What’s your consumption factor?

January 2nd, 2008 by Jim Just

Jared Diamond, the author of Guns, Germs, and Steel and Collapse, argues in an op-ed piece in the L.A. Times that rising population alone isn’t the main challenge facing humanity. People are a problem only insofar as they consume and produce.

What really matters is total world consumption, the sum of all local consumptions, which is the product of local population times the local per capita consumption rate. The estimated one billion people who live in developed countries have a relative per capita consumption rate of 32. Most of the world’s other 5.5 billion people constitute the developing world, with relative per capita consumption rates below 32, mostly down toward 1.

Cornucopians promise that developing countries could achieve a first-world lifestyle if they only would install honest governments and adopt free-market economies. But this is impossible, a cruel hoax. We are having ever-increasing difficulty supporting a first-world lifestyle even now for only one billion people, and at the cost of threatening  climate and ecosystem stability.

Americans would object mightily to sacrificing our living standards for the benefit of people in the rest of the world.

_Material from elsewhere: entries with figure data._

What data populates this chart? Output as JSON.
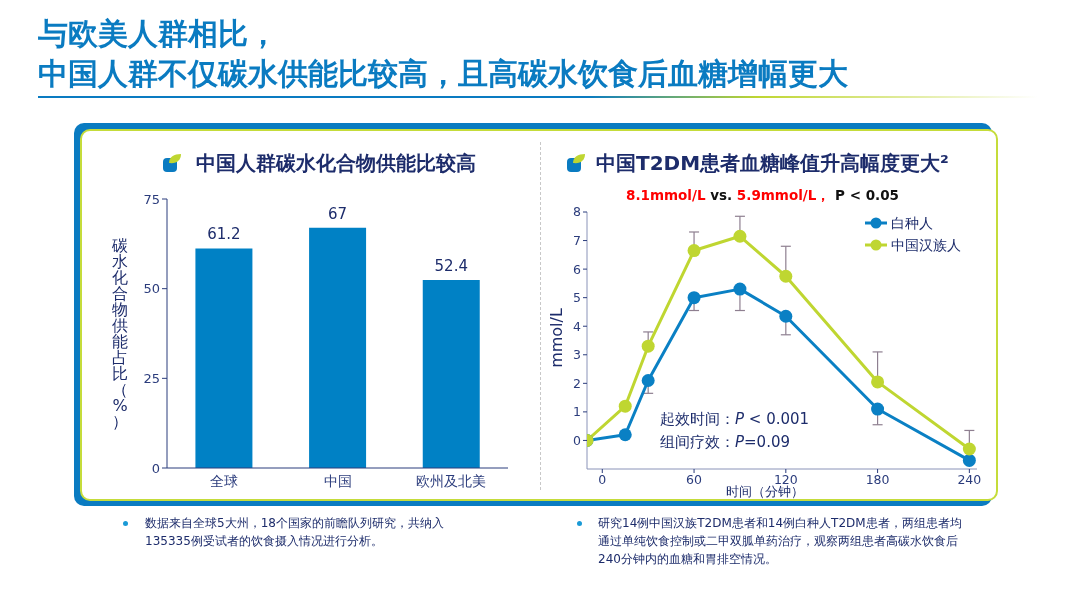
{
  "chart_data": [
    {
      "type": "bar",
      "title": "中国人群碳水化合物供能比较高",
      "ylabel": "碳水化合物供能占比（%）",
      "categories": [
        "全球",
        "中国",
        "欧州及北美"
      ],
      "values": [
        61.2,
        67,
        52.4
      ],
      "color": "#0081c5",
      "ylim": [
        0,
        75
      ],
      "yticks": [
        0,
        25,
        50,
        75
      ],
      "data_labels": true,
      "annotations": [
        "与欧美人群相比，",
        "中国人群不仅碳水供能比较高，且高碳水饮食后血糖增幅更大",
        "数据来自全球5大州，18个国家的前瞻队列研究，共纳入135335例受试者的饮食摄入情况进行分析。"
      ]
    },
    {
      "type": "line",
      "title": "中国T2DM患者血糖峰值升高幅度更大²",
      "subtitle": "8.1mmol/L vs. 5.9mmol/L， P < 0.05",
      "xlabel": "时间（分钟）",
      "ylabel": "mmol/L",
      "x": [
        -10,
        15,
        30,
        60,
        90,
        120,
        180,
        240
      ],
      "series": [
        {
          "name": "白种人",
          "color": "#0a80c4",
          "values": [
            0,
            0.2,
            2.1,
            5.0,
            5.3,
            4.35,
            1.1,
            -0.7
          ],
          "errors": [
            null,
            null,
            [
              1.65,
              2.1
            ],
            [
              4.55,
              5.0
            ],
            [
              4.55,
              5.3
            ],
            [
              3.7,
              4.35
            ],
            [
              0.55,
              1.1
            ],
            null
          ]
        },
        {
          "name": "中国汉族人",
          "color": "#bfd631",
          "values": [
            0,
            1.2,
            3.3,
            6.65,
            7.15,
            5.75,
            2.05,
            -0.3
          ],
          "errors": [
            null,
            null,
            [
              3.3,
              3.8
            ],
            [
              6.65,
              7.3
            ],
            [
              7.15,
              7.85
            ],
            [
              5.75,
              6.8
            ],
            [
              2.05,
              3.1
            ],
            [
              -0.3,
              0.35
            ]
          ]
        }
      ],
      "xlim": [
        -10,
        245
      ],
      "xticks": [
        0,
        60,
        120,
        180,
        240
      ],
      "ylim": [
        -1,
        8
      ],
      "yticks": [
        0,
        1,
        2,
        3,
        4,
        5,
        6,
        7,
        8
      ],
      "legend": "top right",
      "marker": "circle",
      "line_style": "solid",
      "annotations": [
        "起效时间：P < 0.001",
        "组间疗效：P=0.09",
        "研究14例中国汉族T2DM患者和14例白种人T2DM患者，两组患者均通过单纯饮食控制或二甲双胍单药治疗，观察两组患者高碳水饮食后240分钟内的血糖和胃排空情况。"
      ]
    }
  ]
}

Nevertheless, whether we get there willingly or not, we shall soon have lower consumption rates, because our present rates are unsustainable.

But living standards are not tightly coupled to consumption rates. Much American consumption is wasteful and contributes little or nothing to quality of life. For example, per capita oil consumption in Western Europe is about half of ours, yet Western Europe’s standard of living is higher by any reasonable criterion, including life expectancy, health, infant mortality, access to medical care, financial security after retirement, vacation time, quality of public schools and support for the arts.

Diamond concludes:

“Just as it is certain that within most of our lifetimes we’ll be consuming less than we do now, it is also certain that per capita consumption rates in many developing countries will one day be more nearly equal to ours. These are desirable trends, not horrible prospects. In fact, we already know how to encourage the trends; the main thing lacking has been political will.”

Money talks

December 9th, 2007 by Jim Just

Hans Noeldner at The Oil Drum:  Local writes that our plutocratic caste is particularly fond of the fiscally-based resource entitlements program.  It is deemed essential that we “remember” the distribution of natural resources is not – and cannot be – a moral issue. Rather, the solution is to “internalize” those costs somehow. Of course, this means that when gas prices or other prices go up, other people will conserve.

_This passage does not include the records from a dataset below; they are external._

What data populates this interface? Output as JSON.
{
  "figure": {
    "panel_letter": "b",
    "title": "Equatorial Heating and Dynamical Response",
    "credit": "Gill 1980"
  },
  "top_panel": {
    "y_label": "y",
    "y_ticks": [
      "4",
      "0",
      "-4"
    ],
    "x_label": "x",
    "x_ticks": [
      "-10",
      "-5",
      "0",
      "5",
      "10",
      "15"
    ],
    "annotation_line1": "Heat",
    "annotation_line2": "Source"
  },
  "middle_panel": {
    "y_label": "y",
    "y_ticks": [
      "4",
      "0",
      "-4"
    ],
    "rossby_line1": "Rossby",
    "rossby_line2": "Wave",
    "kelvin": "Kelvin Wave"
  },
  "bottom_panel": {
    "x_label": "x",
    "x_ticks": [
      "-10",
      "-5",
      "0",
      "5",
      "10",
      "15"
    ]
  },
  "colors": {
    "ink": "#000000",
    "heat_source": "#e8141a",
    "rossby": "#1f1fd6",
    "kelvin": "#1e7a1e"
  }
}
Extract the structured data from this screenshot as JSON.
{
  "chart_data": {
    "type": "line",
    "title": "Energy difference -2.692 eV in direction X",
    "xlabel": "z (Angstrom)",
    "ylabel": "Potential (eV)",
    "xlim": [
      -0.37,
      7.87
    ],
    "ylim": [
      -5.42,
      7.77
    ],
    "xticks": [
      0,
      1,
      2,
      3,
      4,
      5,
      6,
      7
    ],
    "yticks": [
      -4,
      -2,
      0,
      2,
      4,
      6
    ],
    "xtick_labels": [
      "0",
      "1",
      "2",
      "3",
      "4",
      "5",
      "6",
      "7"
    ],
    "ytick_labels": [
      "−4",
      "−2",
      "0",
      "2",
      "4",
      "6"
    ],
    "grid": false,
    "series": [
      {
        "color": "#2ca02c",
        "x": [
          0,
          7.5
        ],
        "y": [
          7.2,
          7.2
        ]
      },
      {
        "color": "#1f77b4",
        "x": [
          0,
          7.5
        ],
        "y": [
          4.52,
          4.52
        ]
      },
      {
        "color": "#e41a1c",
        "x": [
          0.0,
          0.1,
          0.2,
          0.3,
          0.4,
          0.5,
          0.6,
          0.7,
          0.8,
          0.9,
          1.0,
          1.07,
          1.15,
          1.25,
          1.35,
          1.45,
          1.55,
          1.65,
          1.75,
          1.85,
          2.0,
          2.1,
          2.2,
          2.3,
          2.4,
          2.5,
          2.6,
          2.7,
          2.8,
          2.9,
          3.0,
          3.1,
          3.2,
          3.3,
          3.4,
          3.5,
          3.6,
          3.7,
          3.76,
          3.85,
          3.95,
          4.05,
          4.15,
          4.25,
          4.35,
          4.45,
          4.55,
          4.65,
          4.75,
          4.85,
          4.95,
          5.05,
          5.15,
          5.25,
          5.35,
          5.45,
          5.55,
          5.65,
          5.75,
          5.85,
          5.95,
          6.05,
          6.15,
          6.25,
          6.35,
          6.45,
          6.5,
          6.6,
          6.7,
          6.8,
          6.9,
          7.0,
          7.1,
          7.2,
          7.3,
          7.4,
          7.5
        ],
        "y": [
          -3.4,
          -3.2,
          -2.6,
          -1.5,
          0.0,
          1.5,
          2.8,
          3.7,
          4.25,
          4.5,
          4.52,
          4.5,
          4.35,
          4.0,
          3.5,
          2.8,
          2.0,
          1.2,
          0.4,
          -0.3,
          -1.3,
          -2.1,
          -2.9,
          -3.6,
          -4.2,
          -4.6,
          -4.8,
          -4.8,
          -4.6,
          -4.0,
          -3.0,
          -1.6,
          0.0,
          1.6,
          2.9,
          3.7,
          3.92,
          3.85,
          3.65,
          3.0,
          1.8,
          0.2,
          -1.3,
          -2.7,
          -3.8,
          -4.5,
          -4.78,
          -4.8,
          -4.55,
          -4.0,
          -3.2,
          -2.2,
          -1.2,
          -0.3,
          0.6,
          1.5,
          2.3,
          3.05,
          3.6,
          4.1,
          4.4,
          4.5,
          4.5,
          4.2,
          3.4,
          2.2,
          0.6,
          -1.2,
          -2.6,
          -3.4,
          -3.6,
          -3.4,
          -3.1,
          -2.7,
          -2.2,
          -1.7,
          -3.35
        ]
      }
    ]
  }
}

The combination of our economic paradigm with our willful ignorance of finite realities is a curse upon future generations. Treacherous slopes lie beyond the extraction peaks for all of our major energy resources, but we-the-people have not begun to assemble the ropes and belays we will need to descend them securely rather than tumbling into catastrophe. And so long as we remain silent and allow money to do the talking, we never will.

The land is sacred

October 21st, 2007 by Jim Just

A fitting topic for a Sunday: Charles Sullivan writes that our relationship to the land is a sacred one, a matter of morality and ethics.

It is impossible to commodify the sacred bonds that exist between the human animal, and the non-human animal—a bond that extents into the landscape that spawned them. To claim ownership of another living being, whether wild forest, or domesticated canine, is to break the sacred bonds and reduce them into commodities—mere objects for use. It is to make them our property and force them into slavery; objects for economic exploitation.

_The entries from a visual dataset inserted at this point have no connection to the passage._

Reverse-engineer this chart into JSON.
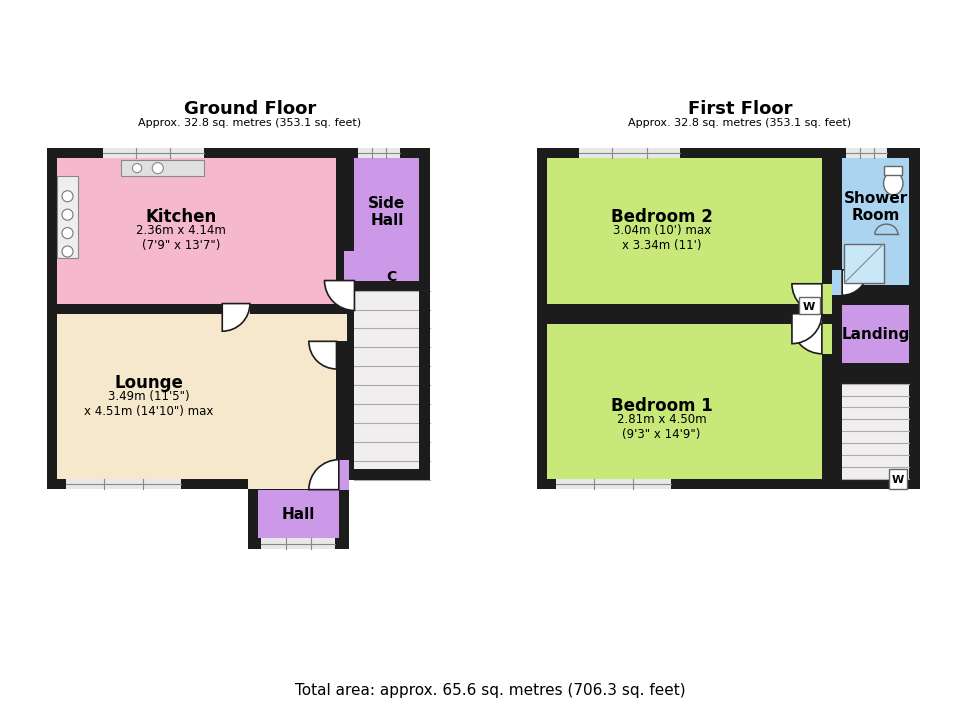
{
  "bg": "#ffffff",
  "wall_color": "#1c1c1c",
  "c_kitchen": "#f5b8cc",
  "c_side_hall": "#cc99e8",
  "c_lounge": "#f5e8cc",
  "c_hall": "#cc99e8",
  "c_bed1": "#c8e87a",
  "c_bed2": "#c8e87a",
  "c_shower": "#aad4f0",
  "c_landing": "#cc99e8",
  "c_stair": "#f0eeee",
  "c_window": "#cccccc",
  "title_gf": "Ground Floor",
  "sub_gf": "Approx. 32.8 sq. metres (353.1 sq. feet)",
  "title_ff": "First Floor",
  "sub_ff": "Approx. 32.8 sq. metres (353.1 sq. feet)",
  "footer": "Total area: approx. 65.6 sq. metres (706.3 sq. feet)",
  "lbl_kitchen": "Kitchen",
  "lbl_kitchen_sub": "2.36m x 4.14m\n(7'9\" x 13'7\")",
  "lbl_sidehall": "Side\nHall",
  "lbl_lounge": "Lounge",
  "lbl_lounge_sub": "3.49m (11'5\")\nx 4.51m (14'10\") max",
  "lbl_hall": "Hall",
  "lbl_bed1": "Bedroom 1",
  "lbl_bed1_sub": "2.81m x 4.50m\n(9'3\" x 14'9\")",
  "lbl_bed2": "Bedroom 2",
  "lbl_bed2_sub": "3.04m (10') max\nx 3.34m (11')",
  "lbl_shower": "Shower\nRoom",
  "lbl_landing": "Landing",
  "lbl_C": "C",
  "lbl_W": "W"
}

So it is with the land itself.

Earth’s ecological systems have evolved over billions of years, with humans emerging only recently. The idea that humans are apart from and superior to nature, that humans have dominion over the land and the earth, is a dangerous and foolish notion that requires unfathomable hubris and stupidity. With global warming, we are now beginning to see just how dangerous and foolish. We’ll soon see if humans can summon the humility and the wisdom to step back from the brink of catastrophe.